If God can (and does) set kings in place, how much more is He able to put me in the places I need to be? As I’m remembering this too, there is a story right around Daniel of a king who thought he was so great, that God had to humble him to the point of wandering around for years as a wild animal would (slobber and rabies and all!). God took him to the lowest human state possible in order to teach him that he still really had a pride-of-heart problem and it wasn’t until he could honestly say that God is the only one so great, that God then restored him to leadership and great things.  I definitely don’t want my pride to take me into that kind of situation!

I love the reminders in the Word of God. I need them. For situations like these, as I start to open up my ears and listen to the whisper of His Spirit, I am reminded of those who walked with God long before I did, and I’m still learning from them. A few days back I asked of God “What are you teaching me in this situation?”

It wasn’t until this morning when I was working again on memorizing these verses that I heard Him stop me at “He removes kings and sets up kings”.

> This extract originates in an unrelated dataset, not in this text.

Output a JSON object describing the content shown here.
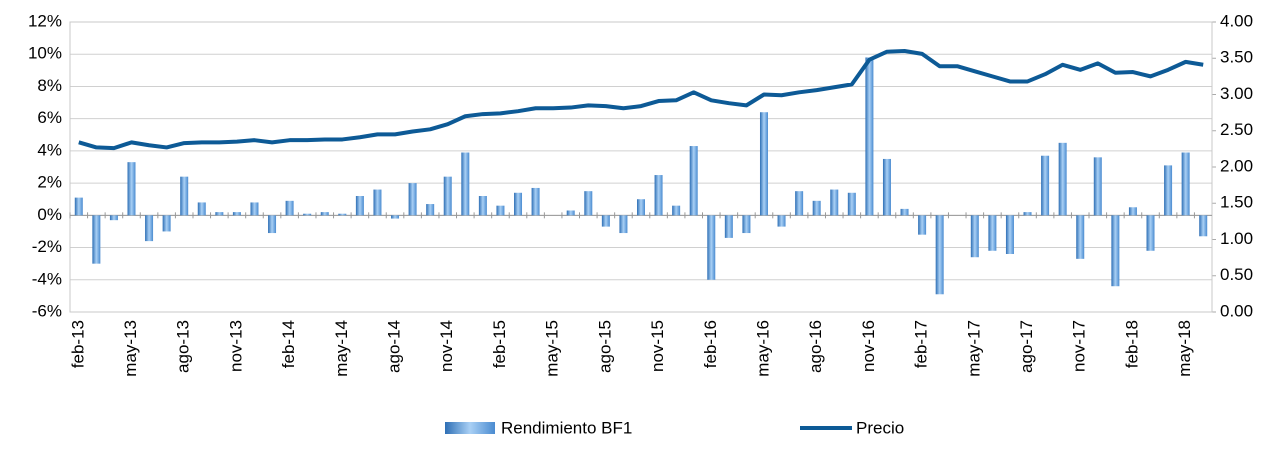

“Do you see, my daughter? Do you see that you don’t have to strive or struggle to be recognized or to push through to what I’ve called you into? Do you see why this is true? Because every single person ever in leadership has been put there by my hand. You can’t mess that up. And every person who I’ve allowed in those positions has been removed by me when it was my time. I know you don’t understand everything I’m thinking about – that burden would be too much for you anyway. I want you to understand that you can trust me. I want you to remember that I will always make the best and right decision and as long as you stay focused on me and my wisdom and my strength, you’ll be standing in exactly the right places at exactly the right times.”

Thank you, Father God for this reminder.

“And Daddy? What about what I’m supposed to do with leading my kids well? I feel so overwhelmed at all the things I’ve already done wrong as a mom, and there are still so many years to come and…”

“Peace, Little One. Let’s look again.”

And so my Abba leads me again back to His Word and quiets my anxious thoughts with the reminder that He is the one who knows all the answers and He already knows all that can and will happen and if I will simply remain in the light as He is in the light, He will hold back the darkness in our lives.

He will reveal deep things to my children as He knows they are ready for them.

I need to listen for His wisdom and keep myself in the light. My kids will learn how to live in the light with Him if I will walk in the light daily instead of moving into the dark places where I’m the one in control (or rather, under the illusion of being in control).

“Remember?” my Daddy God says. “You picked your own daughter’s name as a reminder to yourself that: I already know. I have always known. And I will always know all things even after this time has passed.”

Once again, My Father God has ever so gently, like a loving Daddy does, turned my face back to His own and re-connected my heart with His. He has fixed my eyesight to see that He’s got this.

He’s always had this.

“Peace, be still.” He reminds me.

“I’ve got all the wisdom and ability you need and I give it all to you because I, your Heavenly Good Father, love you.”